Climate risk awareness and engagement has advanced over the past several years and just as our thinking on climate risk continues to evolve, we believe that companies are also increasingly more aware of its business relevance. Climate risk will be one of the key engagement themes that the Investment Stewardship team will prioritize in 2017 and the team’s recent work on this issue and its engagement and contributions to external initiatives such as the TCFD will inform our assessment of shareholder proposals on the topic. Over the course of 2017 we intend to engage companies most exposed to climate risk to understand their views on the recommendations from the TCFD and to encourage such companies to consider reporting against those recommendations in due course. For directors of companies in sectors that are significantly exposed to climate risk, the expectation will be for the whole board to have demonstrable fluency in how climate risk affects the business and management’s approach to adapting and mitigating the risk. Assessments will be made both through corporate disclosures and direct engagement with independent board members, if necessary.

State Street’s guidelines offer the following:

[I]n 2017 we will be increasingly focused on board oversight of environmental and social sustainability in areas such as climate change, water management, supply chain management, safety issues, workplace diversity and talent development, some or all of which may impact long-term value. While none of us can state definitively “the answer” for a particular company, and we acknowledge that certain industries will face different issues, we believe that over time these areas can pose both risks to and opportunities for long-term returns. Therefore, as stewards we are convinced that addressing ESG issues is a good business practice and must be part of effective board leadership and oversight of long-term strategy.

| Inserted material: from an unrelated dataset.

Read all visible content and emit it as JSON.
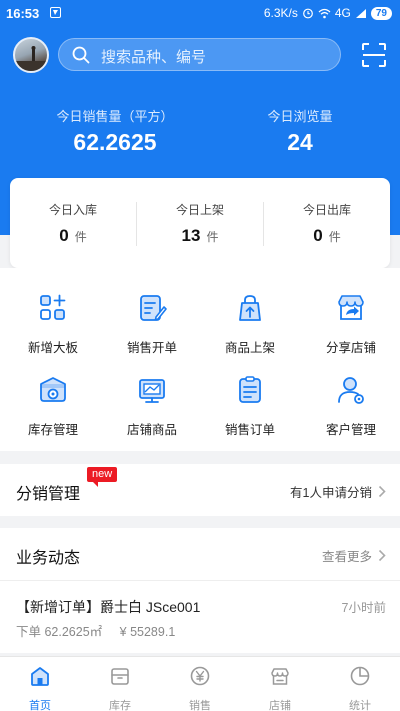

To help investors better understand how companies are addressing climate risks, the TCFD report suggests four categories of recommended disclosures:

  1. Disclose the organization’s governance around climate-related risks and opportunities;
  2. Disclose the actual and potential impacts of climate-related risks and opportunities on the organization’s businesses, strategy, and financial planning;
  3. Disclose how the organization identifies, assesses, and manages climate-related risks; and
  4. Disclose the metrics and targets used to assess and manage relevant climate-related risks and opportunities.

The TCFD’s recommended disclosures inform State Street’s analytical framework for evaluating the degree to which company boards are adequately addressing climate and sustainability in company strategies.   The State Street framework reviews and categorizes a company’s approach to sustainability according to three criteria:

  1. Has the company identified material environmental and social sustainability issues relevant to its business?
  2. Has the company assessed and, where necessary, incorporated the implications of relevant environmental and social sustainability issues into the company’s long term strategy?
  3. Has the company adequately communicated its approach to sustainability issues and its influence on strategy?

State Street then classifies companies into three tiers — Tier One companies have satisfied all three criteria, Tier Two companies have satisfied one or two of the criteria, and Tier Three companies have not satisfied any of the criteria.  State Street will focus its active stewardship engagement on Tier Three companies and incorporate its assessment of company progress in proxy voting decisions.

While it is unlikely that the Securities and Exchange Commission will adopt any new climate risk or carbon disclosure rules during the Trump Administration, it appears that there may be growing demands by institutional investors for greater climate risk and carbon disclosure and active strategic management of these issues.   CEOs, CFOs and board members should be prepared to address these subjects in their investor relations activities.